Affiliation:
1. Khalda Petroleum Company
2. GUPCO Petroleum Company
3. Texas A&M University
4. University of Wyoming
5. Dragon oil
Abstract
Summary
An accurate total skin factor prediction for an oil well is critical for the evaluation of the inflow performance relationship (IPR) and the optimization of stimulation treatments such as hydraulic fracturing and matrix acidizing. Performing a well test regularly is not quite economic and the total skin equations may not be accurate, so the goal of this work is to build machine learning-driven models that, using easily accessible field data, can predict the total skin factor in perforated wells.

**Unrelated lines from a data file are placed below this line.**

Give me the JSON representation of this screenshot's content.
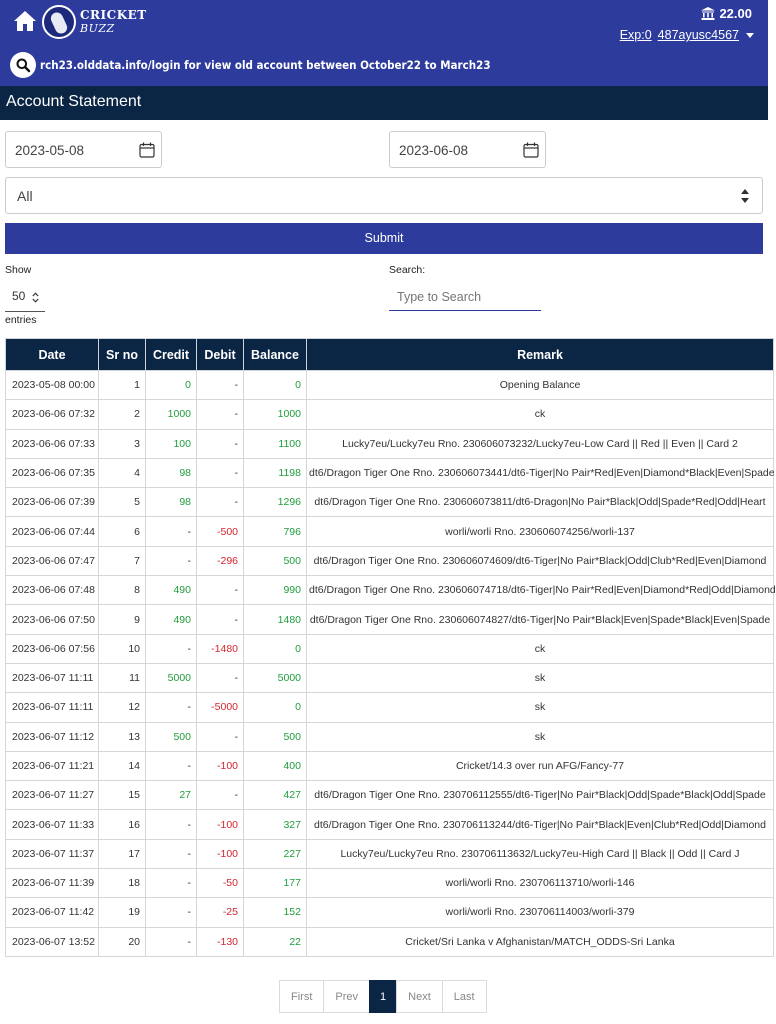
{
  "header": {
    "logo_line1": "CRICKET",
    "logo_line2": "BUZZ",
    "balance": "22.00",
    "exposure": "Exp:0",
    "username": "487ayusc4567",
    "marquee": "rch23.olddata.info/login for view old account between October22 to March23"
  },
  "page": {
    "title": "Account Statement"
  },
  "form": {
    "from_date": "2023-05-08",
    "to_date": "2023-06-08",
    "type_selected": "All",
    "submit_label": "Submit",
    "show_label": "Show",
    "show_value": "50",
    "entries_label": "entries",
    "search_label": "Search:",
    "search_placeholder": "Type to Search"
  },
  "table": {
    "headers": [
      "Date",
      "Sr no",
      "Credit",
      "Debit",
      "Balance",
      "Remark"
    ],
    "rows": [
      {
        "date": "2023-05-08 00:00",
        "sr": "1",
        "credit": "0",
        "debit": "-",
        "balance": "0",
        "remark": "Opening Balance"
      },
      {
        "date": "2023-06-06 07:32",
        "sr": "2",
        "credit": "1000",
        "debit": "-",
        "balance": "1000",
        "remark": "ck"
      },
      {
        "date": "2023-06-06 07:33",
        "sr": "3",
        "credit": "100",
        "debit": "-",
        "balance": "1100",
        "remark": "Lucky7eu/Lucky7eu Rno. 230606073232/Lucky7eu-Low Card || Red || Even || Card 2"
      },
      {
        "date": "2023-06-06 07:35",
        "sr": "4",
        "credit": "98",
        "debit": "-",
        "balance": "1198",
        "remark": "dt6/Dragon Tiger One Rno. 230606073441/dt6-Tiger|No Pair*Red|Even|Diamond*Black|Even|Spade"
      },
      {
        "date": "2023-06-06 07:39",
        "sr": "5",
        "credit": "98",
        "debit": "-",
        "balance": "1296",
        "remark": "dt6/Dragon Tiger One Rno. 230606073811/dt6-Dragon|No Pair*Black|Odd|Spade*Red|Odd|Heart"
      },
      {
        "date": "2023-06-06 07:44",
        "sr": "6",
        "credit": "-",
        "debit": "-500",
        "balance": "796",
        "remark": "worli/worli Rno. 230606074256/worli-137"
      },
      {
        "date": "2023-06-06 07:47",
        "sr": "7",
        "credit": "-",
        "debit": "-296",
        "balance": "500",
        "remark": "dt6/Dragon Tiger One Rno. 230606074609/dt6-Tiger|No Pair*Black|Odd|Club*Red|Even|Diamond"
      },
      {
        "date": "2023-06-06 07:48",
        "sr": "8",
        "credit": "490",
        "debit": "-",
        "balance": "990",
        "remark": "dt6/Dragon Tiger One Rno. 230606074718/dt6-Tiger|No Pair*Red|Even|Diamond*Red|Odd|Diamond"
      },
      {
        "date": "2023-06-06 07:50",
        "sr": "9",
        "credit": "490",
        "debit": "-",
        "balance": "1480",
        "remark": "dt6/Dragon Tiger One Rno. 230606074827/dt6-Tiger|No Pair*Black|Even|Spade*Black|Even|Spade"
      },
      {
        "date": "2023-06-06 07:56",
        "sr": "10",
        "credit": "-",
        "debit": "-1480",
        "balance": "0",
        "remark": "ck"
      },
      {
        "date": "2023-06-07 11:11",
        "sr": "11",
        "credit": "5000",
        "debit": "-",
        "balance": "5000",
        "remark": "sk"
      },
      {
        "date": "2023-06-07 11:11",
        "sr": "12",
        "credit": "-",
        "debit": "-5000",
        "balance": "0",
        "remark": "sk"
      },
      {
        "date": "2023-06-07 11:12",
        "sr": "13",
        "credit": "500",
        "debit": "-",
        "balance": "500",
        "remark": "sk"
      },
      {
        "date": "2023-06-07 11:21",
        "sr": "14",
        "credit": "-",
        "debit": "-100",
        "balance": "400",
        "remark": "Cricket/14.3 over run AFG/Fancy-77"
      },
      {
        "date": "2023-06-07 11:27",
        "sr": "15",
        "credit": "27",
        "debit": "-",
        "balance": "427",
        "remark": "dt6/Dragon Tiger One Rno. 230706112555/dt6-Tiger|No Pair*Black|Odd|Spade*Black|Odd|Spade"
      },
      {
        "date": "2023-06-07 11:33",
        "sr": "16",
        "credit": "-",
        "debit": "-100",
        "balance": "327",
        "remark": "dt6/Dragon Tiger One Rno. 230706113244/dt6-Tiger|No Pair*Black|Even|Club*Red|Odd|Diamond"
      },
      {
        "date": "2023-06-07 11:37",
        "sr": "17",
        "credit": "-",
        "debit": "-100",
        "balance": "227",
        "remark": "Lucky7eu/Lucky7eu Rno. 230706113632/Lucky7eu-High Card || Black || Odd || Card J"
      },
      {
        "date": "2023-06-07 11:39",
        "sr": "18",
        "credit": "-",
        "debit": "-50",
        "balance": "177",
        "remark": "worli/worli Rno. 230706113710/worli-146"
      },
      {
        "date": "2023-06-07 11:42",
        "sr": "19",
        "credit": "-",
        "debit": "-25",
        "balance": "152",
        "remark": "worli/worli Rno. 230706114003/worli-379"
      },
      {
        "date": "2023-06-07 13:52",
        "sr": "20",
        "credit": "-",
        "debit": "-130",
        "balance": "22",
        "remark": "Cricket/Sri Lanka v Afghanistan/MATCH_ODDS-Sri Lanka"
      }
    ]
  },
  "pagination": {
    "first": "First",
    "prev": "Prev",
    "current": "1",
    "next": "Next",
    "last": "Last"
  },
  "colors": {
    "header_bg": "#2c3b9c",
    "title_bg": "#0b2545",
    "credit_green": "#1f9e3c",
    "debit_red": "#d3262e"
  }
}
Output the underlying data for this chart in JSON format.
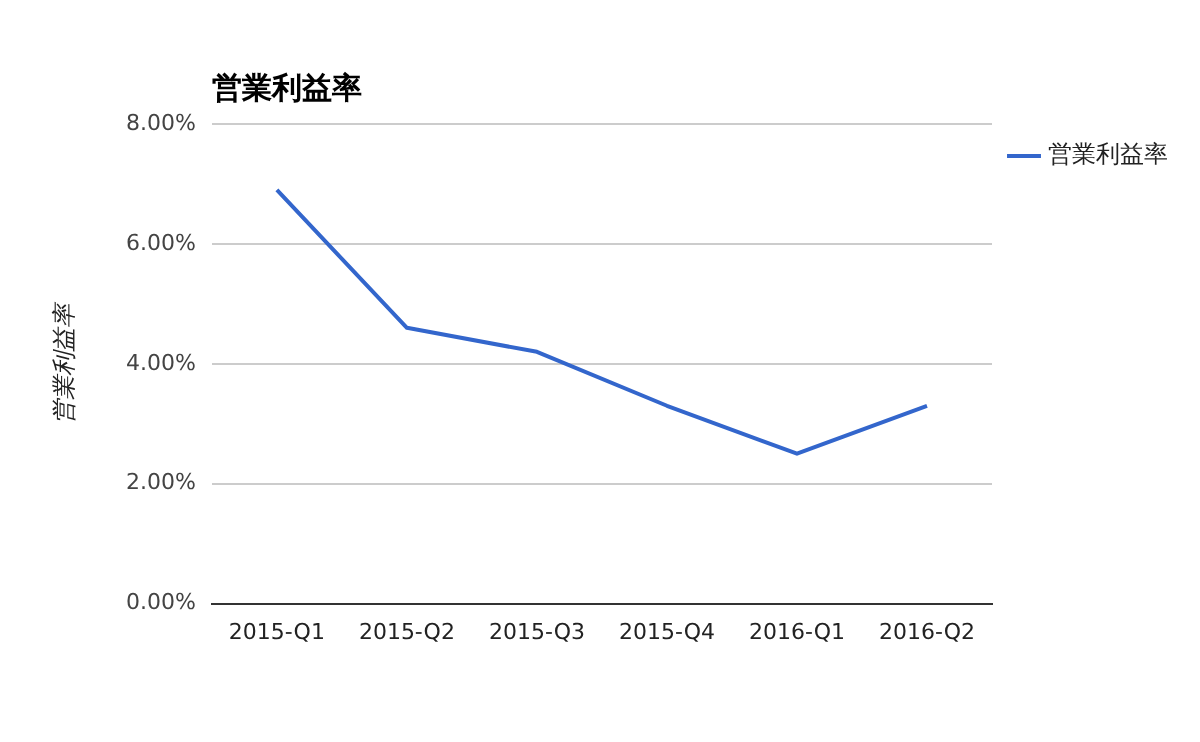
{
  "chart_data": {
    "type": "line",
    "title": "営業利益率",
    "ylabel": "営業利益率",
    "categories": [
      "2015-Q1",
      "2015-Q2",
      "2015-Q3",
      "2015-Q4",
      "2016-Q1",
      "2016-Q2"
    ],
    "series": [
      {
        "name": "営業利益率",
        "color": "#3366cc",
        "values": [
          6.9,
          4.6,
          4.2,
          3.3,
          2.5,
          3.3
        ]
      }
    ],
    "ylim": [
      0,
      8
    ],
    "yticks": [
      {
        "value": 0,
        "label": "0.00%"
      },
      {
        "value": 2,
        "label": "2.00%"
      },
      {
        "value": 4,
        "label": "4.00%"
      },
      {
        "value": 6,
        "label": "6.00%"
      },
      {
        "value": 8,
        "label": "8.00%"
      }
    ],
    "grid": "y",
    "legend": "top right",
    "marker": "none",
    "line_style": "solid"
  }
}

Machine learning models are developed using available parameters typically gathered during well test by conventional well test analysis, which include liquid Rate, flowing bottomhole pressure, water cut, gas oil ratio, reservoir pressure, reservoir temperature, reservoir permeability, reservoir thickness, perforation diameter, shot density, perforation length, deviation angle of well, partial penetration of net pay thickness as inputs. This model is trained utilizing total skin factor acquired from conventional well test analysis, serving as the model's outputs. Nine distinct machine learning algorithms (Gradient Boosting, AdaBoost, Random Forest, Support Vector Machines (SVMs), Decision Trees, K-Nearest Neighbor (KNN), Linear Regression, Stochastic Gradient Descent (SGD) and Neural Network) are meticulously developed and fine-tuned using a substantial dataset derived from 1,088 wells. This dataset encompasses 19,040 data points, thoughtfully split into two subsets: 70% (13,328 data points) for training the algorithms and 30% (5,712 data points) for rigorously testing their predictive capabilities. Two methods (K-fold cross-validation and repeated random sampling) are used to assess the performance of machine learning models.
The k-fold cross validation outcomes of the top-performing machine learning models, specifically Random Forest, Gradient Boosting, AdaBoost, K-Nearest Neighbor (KNN) and Decision Trees, reveal remarkably low mean absolute percent error (MAPE) values when comparing their predictions of total skin factor to actual measurements. These MAPE values stand at 2.9%, 3.2%, 3.2%, 3.3%, and 3.8%, respectively. Additionally, the correlation coefficients (R2) for these models are notably high, with values of 0.975, 0.972, 0.968, 0.964, and 0.956, respectively. Furthermore, machine learning models demonstrated their ability to predict total skin factor across various reservoir fluid properties, well geometry and completion configurations using data that the models had never encountered during training. These predictions were then compared against actual total skin factors measurements from conventional well test analysis, revealing a noteworthy alignment between the model's predictions and the real-world measurements.
This paper introduces novel insights by demonstrating how using machine learning models for predicting total skin factor in perforated wells can optimize stimulation treatments and diagnostic analysis. Utilizing machine learning models offers a more efficient, rapid, and cost-effective alternative to a well test (pressure transient analysis) and the total skin equations. Furthermore, these models excel in accommodating a wide spectrum of reservoir fluid properties, well geometry and completion configurations which was a challenge for single total skin equation.